Katherine Olivia Sessions

Yesterday a local San Diegan saw me reading a book written by Kate Sessions. She asked who Kate was. I was surprised. I thought every San Diegan should know who this woman was and what she accomplished for San Diego. Obviously, what I know not everyone else has learned.

I’ve had the opportunity to learn about Katherine (Kate) Olivia Sessions due to my appreciation for horticulture and being friends of Toni and Fausto Palafox, current proprietors of Mission Hills Nursery. Sessions founded Mission Hills Nursery in 1910. In 1926 she sold it to her employees the Antonicelli brothers. In 1988, Frank Antonicelli sold the nursery to Toni and Fausto Palafox.

Sessions also started several other nurseries, in Coronado, City Park (now Balboa Park) and Pacific Beach. She became a central figure in California and national horticultural circles with her landscaping, plant introductions, and classes. In 1907, with the assistance of Alfred D. Robinson, she co-founded the San Diego Floral Association, the oldest garden club in Southern California. The garden club was influential in teaching San Diegans how to grow ornamental and edible plants, at a time when most San Diego landscaping consisted of dirt and sagebrush.

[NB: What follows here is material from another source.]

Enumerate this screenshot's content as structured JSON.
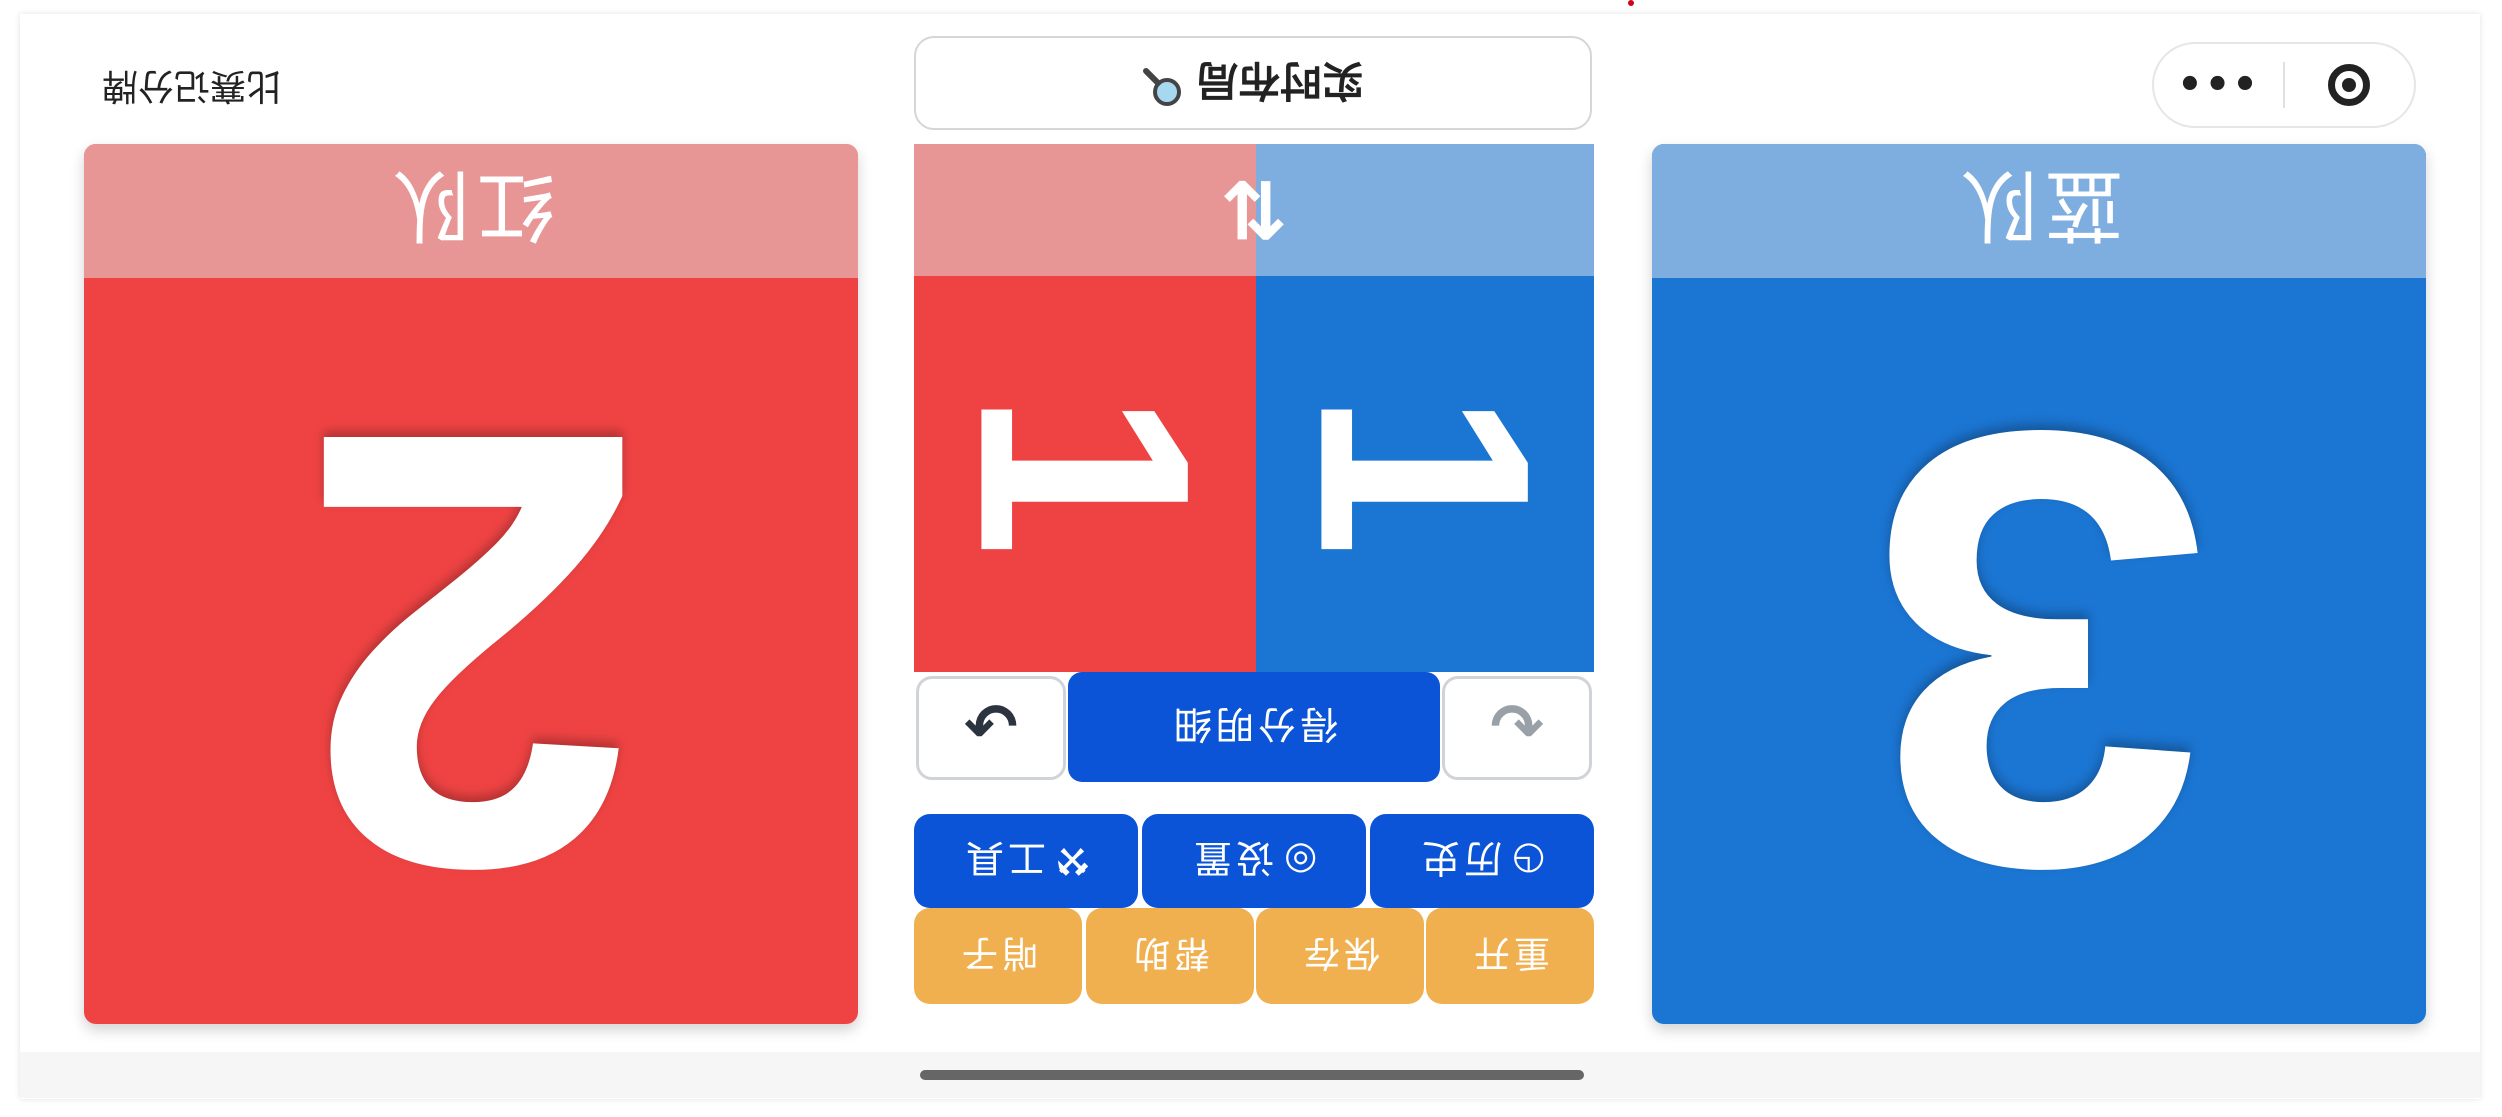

As we celebrate the 100th Anniversary of Balboa Park it is important to recognize the legacy of Kate Sessions. She leased land in what was then called City Park in 1892 for a nursery. For this privilege, she was to plant one hundred trees a year in the park and furnish three hundred more for planting throughout the city. In 1902 she was instrumental in the formation of the park improvement committee with her friends George Marston and Mary B. Coulston. Their work resulted in assuring the park’s place in the life of the community.

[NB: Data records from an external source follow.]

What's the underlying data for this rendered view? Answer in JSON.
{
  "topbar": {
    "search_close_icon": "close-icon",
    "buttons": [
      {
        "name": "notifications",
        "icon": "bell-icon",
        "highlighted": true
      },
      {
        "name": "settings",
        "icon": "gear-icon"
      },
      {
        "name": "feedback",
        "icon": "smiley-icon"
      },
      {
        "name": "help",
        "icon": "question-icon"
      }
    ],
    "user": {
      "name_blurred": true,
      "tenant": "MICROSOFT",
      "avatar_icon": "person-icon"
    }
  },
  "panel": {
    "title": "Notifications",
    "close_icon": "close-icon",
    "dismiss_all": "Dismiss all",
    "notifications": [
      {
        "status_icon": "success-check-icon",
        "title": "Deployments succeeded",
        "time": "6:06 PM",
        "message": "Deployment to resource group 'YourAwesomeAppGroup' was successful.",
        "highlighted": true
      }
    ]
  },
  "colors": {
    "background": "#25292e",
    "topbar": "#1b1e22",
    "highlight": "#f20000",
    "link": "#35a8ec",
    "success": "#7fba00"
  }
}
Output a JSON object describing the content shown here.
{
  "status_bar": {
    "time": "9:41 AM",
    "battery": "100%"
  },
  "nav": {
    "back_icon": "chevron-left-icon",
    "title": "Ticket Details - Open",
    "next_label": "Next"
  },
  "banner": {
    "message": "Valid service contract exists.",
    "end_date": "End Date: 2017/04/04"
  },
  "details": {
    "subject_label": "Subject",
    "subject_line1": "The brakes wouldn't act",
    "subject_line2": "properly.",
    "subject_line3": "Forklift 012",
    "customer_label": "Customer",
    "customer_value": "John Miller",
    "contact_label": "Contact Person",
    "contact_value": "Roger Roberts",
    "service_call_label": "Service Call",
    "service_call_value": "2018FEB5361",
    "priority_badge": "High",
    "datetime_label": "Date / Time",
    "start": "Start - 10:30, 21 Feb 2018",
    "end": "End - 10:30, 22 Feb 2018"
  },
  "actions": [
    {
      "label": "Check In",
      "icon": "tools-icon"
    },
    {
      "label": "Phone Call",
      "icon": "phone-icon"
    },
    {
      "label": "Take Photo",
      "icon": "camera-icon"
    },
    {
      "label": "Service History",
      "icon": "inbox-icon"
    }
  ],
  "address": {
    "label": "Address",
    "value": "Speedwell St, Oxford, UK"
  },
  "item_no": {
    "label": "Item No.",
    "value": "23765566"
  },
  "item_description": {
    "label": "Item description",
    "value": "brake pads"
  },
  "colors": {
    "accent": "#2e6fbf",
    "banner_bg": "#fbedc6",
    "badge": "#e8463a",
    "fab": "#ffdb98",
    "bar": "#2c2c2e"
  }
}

This arrangement left the park with an array of cypress, pine, oak, pepper trees and eucalyptus grown in her gardens from seeds imported from around the world; virtually all of the older trees still seen in the park were planted by her. Among many other plant introductions, she is credited with importing and popularizing the jacaranda, now very familiar in the city. She also collected, propagated, and introduced many California native plants to the horticulture trade and into gardens.

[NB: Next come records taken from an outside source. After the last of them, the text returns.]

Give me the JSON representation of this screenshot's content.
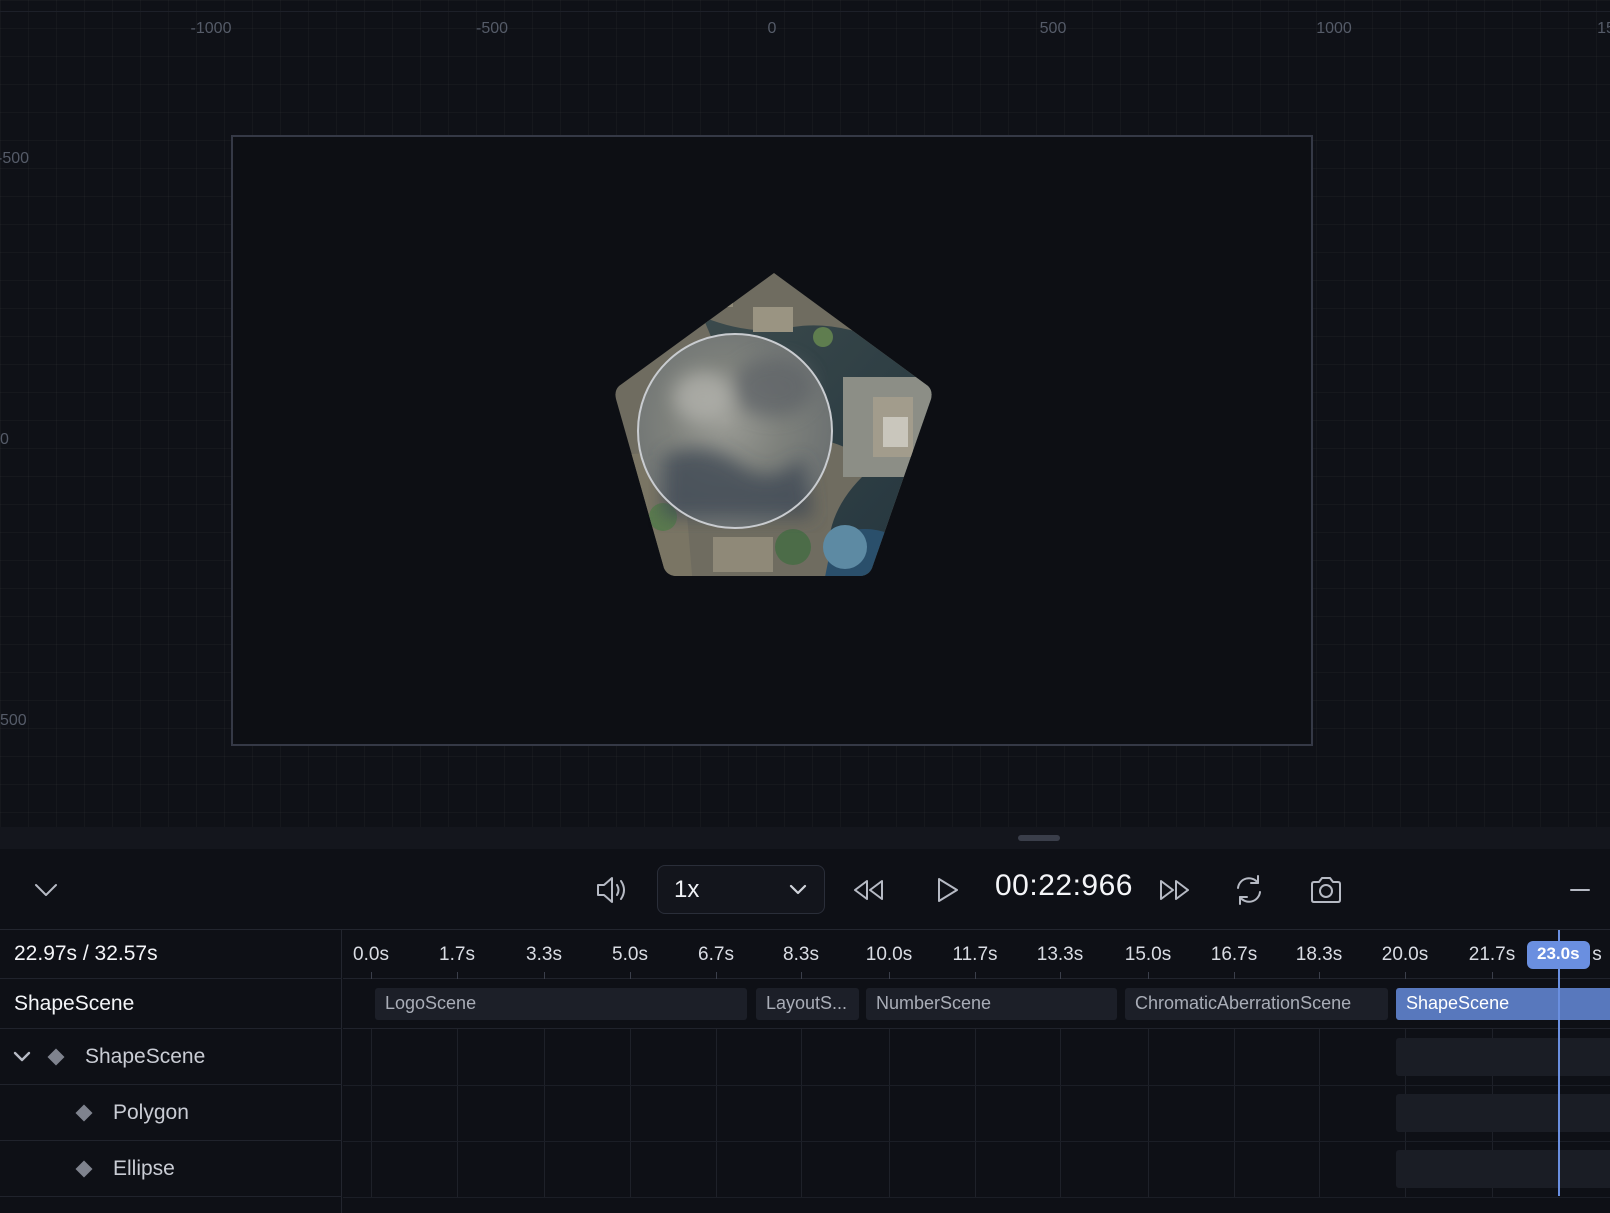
{
  "viewport": {
    "ruler_x": [
      "-1000",
      "-500",
      "0",
      "500",
      "1000",
      "15"
    ],
    "ruler_y": [
      "-500",
      "0",
      "500"
    ]
  },
  "toolbar": {
    "speed": "1x",
    "time": "00:22:966"
  },
  "timeline": {
    "time_summary": "22.97s / 32.57s",
    "scene_label": "ShapeScene",
    "ticks": [
      "0.0s",
      "1.7s",
      "3.3s",
      "5.0s",
      "6.7s",
      "8.3s",
      "10.0s",
      "11.7s",
      "13.3s",
      "15.0s",
      "16.7s",
      "18.3s",
      "20.0s",
      "21.7s",
      "s"
    ],
    "playhead": "23.0s",
    "scenes": [
      {
        "label": "LogoScene",
        "active": false
      },
      {
        "label": "LayoutS...",
        "active": false
      },
      {
        "label": "NumberScene",
        "active": false
      },
      {
        "label": "ChromaticAberrationScene",
        "active": false
      },
      {
        "label": "ShapeScene",
        "active": true
      }
    ],
    "nodes": [
      {
        "label": "ShapeScene"
      },
      {
        "label": "Polygon"
      },
      {
        "label": "Ellipse"
      }
    ]
  },
  "colors": {
    "accent": "#6a8fe0",
    "active_scene": "#5878bd",
    "background": "#0e1016"
  }
}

Her work with plant introduction, as well as her extensive writing on the subject, won her international recognition. At the California Pacific International Exposition on September 22, 1935, the day was dedicated to Sessions, where she was named the Mother of Balboa Park. In 1939 she became the first woman to receive the prestigious Frank N. Meyer medal of the American Genetic Association.

Katherine (Kate) Olivia Sessions embarked on a career to beautify San Diego through horticulture.

Katherine (Kate) Olivia Sessions embarked on a career to beautify San Diego through horticulture.

A bronze statue of Sessions, dedicated in 1998, is situated in a prominent location in Balboa Park, in the southwest corner of Sefton Plaza, near the Sixth Avenue entrance to the park. It is the only full sculpture in San Diego of a real woman who made incredible contributions to beautifying San Diego.

In 2006 the Women’s History Museum of California inducted Kate Sessions into the San Diego County Women’s Hall of Fame. She was given the title of Trailblazer.

She was a trailblazer who demonstrated through action that great successes are possible. As we look around our San Diego neighborhoods, we should thank Sessions for her contributions and commitment to beautifully landscaping San Diego. And, for those of us who frequent Mission Hills Nursery, we can visit the site of where her legacy continues.